Toprak ve ailesinin geldiği gün çok kötü şeyler olmuştu. Kahve içtikten sonra gitmek için ayağa kalkmışlardı. Sonra onları kapıdan geçirirken Toprağ'ın annesi bana 'Hazan' demişti. Birden başım dönmeye başlamıştı. Ama belli etmemiştim. Onlar gittikten sonrada kendimi tutamayıp bayılmıştım. Hazan ismi bana tanıdık geliyordu ama bir türlü çıkaramıyordum. Sonra beni yatağıma yatırmışlardı ve yarım saat sonra anca kendime gelebilmiştim. Hastaneye gitmek için beni çok zorlamışlardı ama iyi olduğumu ve gitmek istemediğimi söylemiştim.
O günün üzerinde bir hafta geçmişti. Artık omzumdaki kurşun yarası iyi olmuştu. Hareket bile ettirebiliyordum. Dün de Vedat abi ile doktora kontrole gitmiştik. O da iyi olduğumu söylemişti. Daha sonra Fatma teyze ve Ahmet amcada Ankara'ya gitmişlerdi. Onların gidişine hepimiz çok üzülmüştük. Onlara bir hafta boyunca alışmıştık. Ama gitmeleri gerektiğini söylemişler ve gitmişlerdi.
Sonra Toprağ'ın iş teklifinide kabul etmediğimi söylemiştim. Vedat abi ne kadar da çok kabul etmem için beni zorlasada ben yine kararımdan vazgeçediğimi söyleyip kabul etmemiştim.

O kocaman bir hafta çok sıkıcı geçmişti. Dışarıya bile çıkamamıştım. Ama bugün okula gidecektim. Sonra da işe gitmeyi düşünüyordum. Arya, Zeynep ve Vedat abi bana ne kadar da kızsalar bile bugün işe gidecektim. Evde bunalmıştım. İşten sonrada yetimhaneye gidip aklıma takılan soruları araştıracaktım.
Beni yetimhanenin bahçesine beni bırakan kim? Üzerimde çıkan notu kim yazmış? Bunun gibi şeyleri araştıracaktım. Bir de
Ateş ailesi ile ilgili daha derin bir araştırma yapacaktım.

Daha fazla oyalanmadan dolabımdan aldığım siyah pantolonum, siyah ve beyaz çizgili tişörtü ve sarı hırkamı giydim. Saçlarımı da yukarıdan bağladım. Çantamı ve siyah şapkamıda alıp odamdan çıktım. Biraz öncede kahvaltı yapmıştık. Zeynep okula gitmiş Arya'nın da sınavı olduğu için ders çalışacağını söylemiş ve odasına gitmişti.
Daha fazla ses yapmayıp ayakkabılarımı giyerek dışarıya çıktım.

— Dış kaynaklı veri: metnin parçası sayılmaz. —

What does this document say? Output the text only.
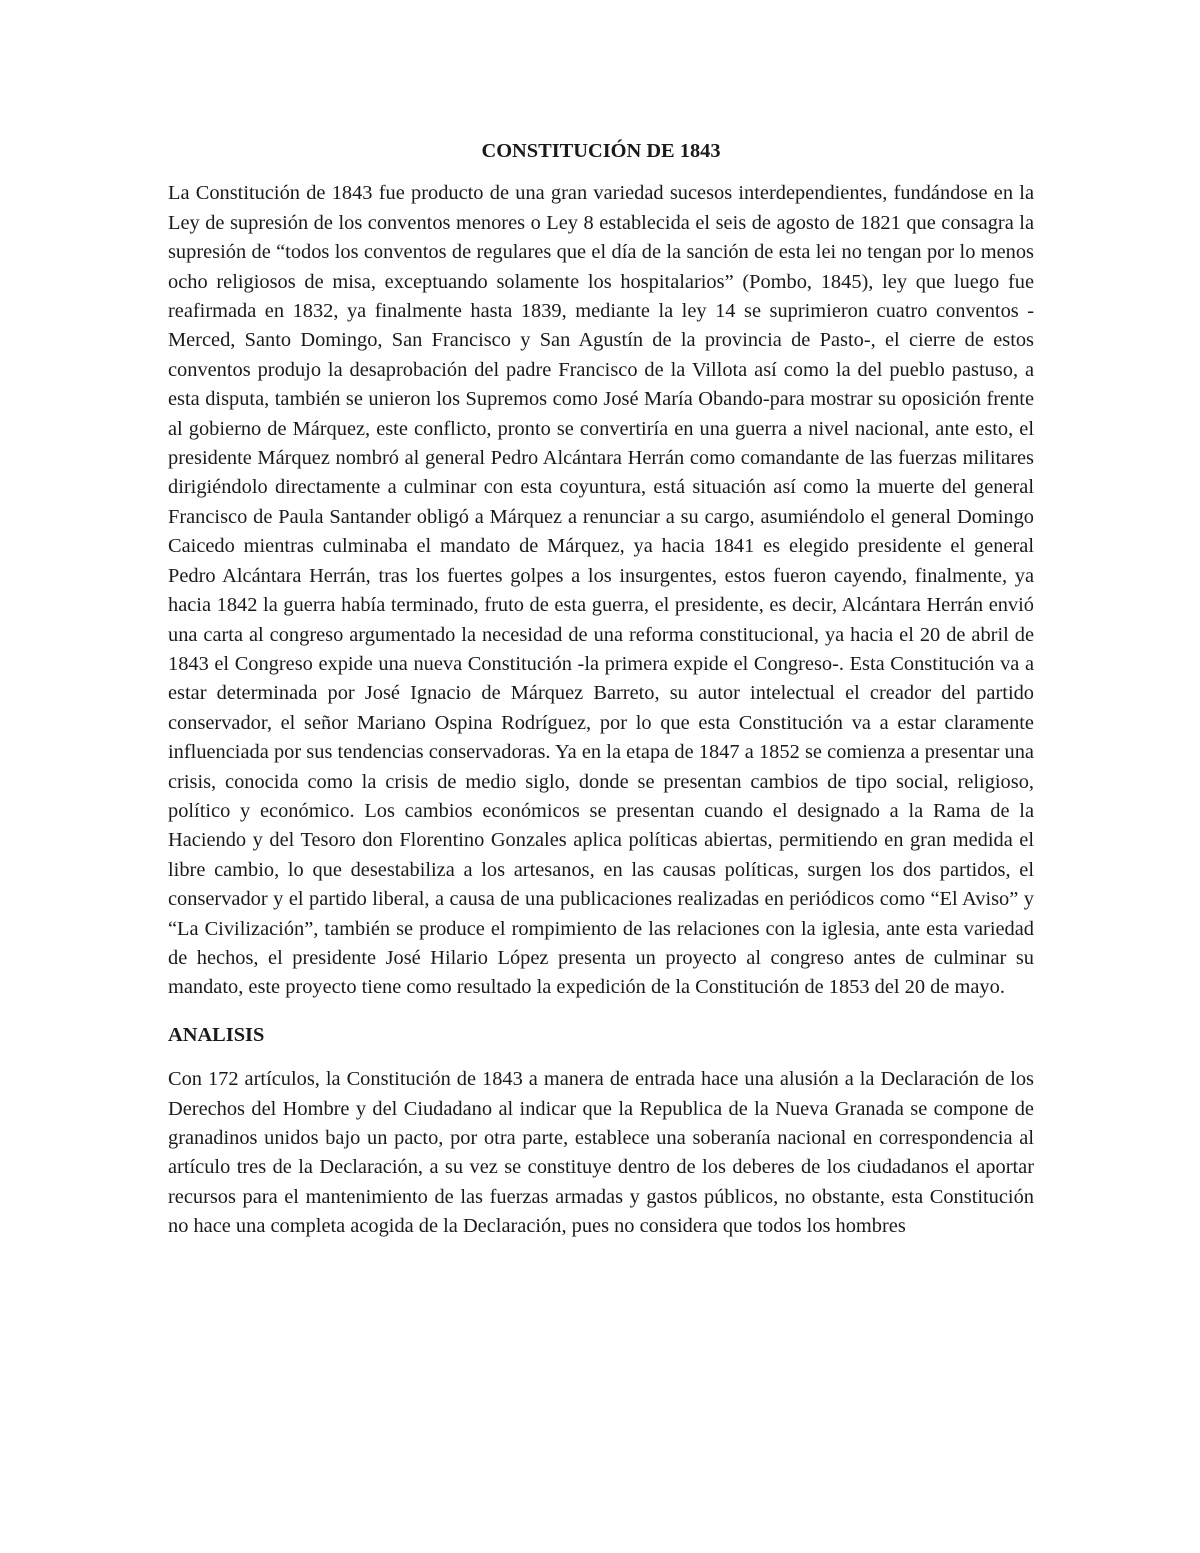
CONSTITUCIÓN DE 1843

La Constitución de 1843 fue producto de una gran variedad sucesos interdependientes, fundándose en la Ley de supresión de los conventos menores o Ley 8 establecida el seis de agosto de 1821 que consagra la supresión de “todos los conventos de regulares que el día de la sanción de esta lei no tengan por lo menos ocho religiosos de misa, exceptuando solamente los hospitalarios” (Pombo, 1845), ley que luego fue reafirmada en 1832, ya finalmente hasta 1839, mediante la ley 14 se suprimieron cuatro conventos -Merced, Santo Domingo, San Francisco y San Agustín de la provincia de Pasto-, el cierre de estos conventos produjo la desaprobación del padre Francisco de la Villota así como la del pueblo pastuso, a esta disputa, también se unieron los Supremos como José María Obando-para mostrar su oposición frente al gobierno de Márquez, este conflicto, pronto se convertiría en una guerra a nivel nacional, ante esto, el presidente Márquez nombró al general Pedro Alcántara Herrán como comandante de las fuerzas militares dirigiéndolo directamente a culminar con esta coyuntura, está situación así como la muerte del general Francisco de Paula Santander obligó a Márquez a renunciar a su cargo, asumiéndolo el general Domingo Caicedo mientras culminaba el mandato de Márquez, ya hacia 1841 es elegido presidente el general Pedro Alcántara Herrán, tras los fuertes golpes a los insurgentes, estos fueron cayendo, finalmente, ya hacia 1842 la guerra había terminado, fruto de esta guerra, el presidente, es decir, Alcántara Herrán envió una carta al congreso argumentado la necesidad de una reforma constitucional, ya hacia el 20 de abril de 1843 el Congreso expide una nueva Constitución -la primera expide el Congreso-. Esta Constitución va a estar determinada por José Ignacio de Márquez Barreto, su autor intelectual el creador del partido conservador, el señor Mariano Ospina Rodríguez, por lo que esta Constitución va a estar claramente influenciada por sus tendencias conservadoras. Ya en la etapa de 1847 a 1852 se comienza a presentar una crisis, conocida como la crisis de medio siglo, donde se presentan cambios de tipo social, religioso, político y económico. Los cambios económicos se presentan cuando el designado a la Rama de la Haciendo y del Tesoro don Florentino Gonzales aplica políticas abiertas, permitiendo en gran medida el libre cambio, lo que desestabiliza a los artesanos, en las causas políticas, surgen los dos partidos, el conservador y el partido liberal, a causa de una publicaciones realizadas en periódicos como “El Aviso” y “La Civilización”, también se produce el rompimiento de las relaciones con la iglesia, ante esta variedad de hechos, el presidente José Hilario López presenta un proyecto al congreso antes de culminar su mandato, este proyecto tiene como resultado la expedición de la Constitución de 1853 del 20 de mayo.

ANALISIS

Con 172 artículos, la Constitución de 1843 a manera de entrada hace una alusión a la Declaración de los Derechos del Hombre y del Ciudadano al indicar que la Republica de la Nueva Granada se compone de granadinos unidos bajo un pacto, por otra parte, establece una soberanía nacional en correspondencia al artículo tres de la Declaración, a su vez se constituye dentro de los deberes de los ciudadanos el aportar recursos para el mantenimiento de las fuerzas armadas y gastos públicos, no obstante, esta Constitución no hace una completa acogida de la Declaración, pues no considera que todos los hombres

Bu sokakları bile özlemiştim. Yavaş yavaş yürüyerek sokağın başına doğru ilerledim. Arkamdan iki tane takım elbiseli adamlar geliyordu. Arada bir arabaların arkasına saklanıyorlardı. Beni takip ettikleri her hallerinde belliydi. Biraz panik yapmıştım. Sonra kendi kendime sakin ol Hayat diyerek teselli ediyordum. Kaldırımın kenarıda park edilmiş olan arabanın yan tarafına saklandım. Adamlar beni göremedikleri için panik yapmışlardı. Arabanın aynasından onları görebiliyordum. Benim saklandığım arabanın önüne doğru geldiler. Birden önlerine hızlıca çıktım. Beni karşılarında görünce afalladılar. Uzun olan diğerine;

-Aha ya oğlum Hayat yenge burdaymış ya.

Ne bu bana yenge mi diyor? Hemen yüksek sesle;

- Kimsiniz siz, neden beni takip ediyorsunuz?

Kısa boylu olan;

-Topra...

Tam böyle derken diğeri onun ağzını kapattı.

-Söyle dedim sana.

Ağzını kapatan adam;

-Hiç bu ne dediğini bilmiyor.

-Bak kim olduğunuzu söyleyin yoksa bağırırım tüm mahalleyi buraya toplarım ona göre.

Tam bağıracakken kısa boylu olan adam;

-Tamam dur. Biz Toprağ'ın adamalarıyız.

-Toprağ'ın mı?

-Evet.

Şimdi Toprak mı bunları peşime takan?
Çok sinirlenmiştim. Kendini ne zannediyordu?

-Gidin o Toprağ'a deyin ki Hayat kendi başının çaresine bakabilirmiş deyin tamam mı?

-Yok hayır diyemeyiz.

-Ne demek diyemeyiz?

-Eğer peşimi bırakmazsanız polisi ararım.

-Yenge bak bizi de anla. Toprak abi dedi takip edin diye.

- Bak ağzını topla tamam mı? Bana yenge deyip durmayın.

-Tamam yenge.

-Hâlâ yenge diyor ya çıldıracağım.

İkiside gözlerini bana dikmiş bakıyorlardı. Sonra;

-Sakın arkamdan gelmeyin. Anladınız mı beni? Allah Allah ya.

Arkamı dönüp yürümeye başladım. Bir de bunlar çıkmıştı başıma. Sokağın başına kadar yürüyüp arkama baktım. Hele şükür ikiside yoktu. Otobüse binip okulun olduğu sokakta indim. Okula doğru gidiyordum. Birden ağzıma biri bir mendil kapattı. Ayağımla arkamdaki adama vuruyor ve tüm gücümle bağırmaya çalışıyordum. Ama yavaş yavaş bilincimin kapandığını hissediyordum. Son duyduğum ise gülme sesi oldu.

~Toprak'tan

Bir hafta boyunca Hayat dışarı çıkmamıştı. Zaten böyle olması çok iyiydi. Ona o akşam iş teklifinde bulunmuştum ama o kabul etmemişti. Sonra evden çıkarken annem yanlışlıkla Hayat'a Hazan demişti. Sonra dışarı çıkmış eve gitmiştik. İçimden Hayat lütfen bir şeyi hatırlamasın diye geçiriyordum. Ama olan olmuştu.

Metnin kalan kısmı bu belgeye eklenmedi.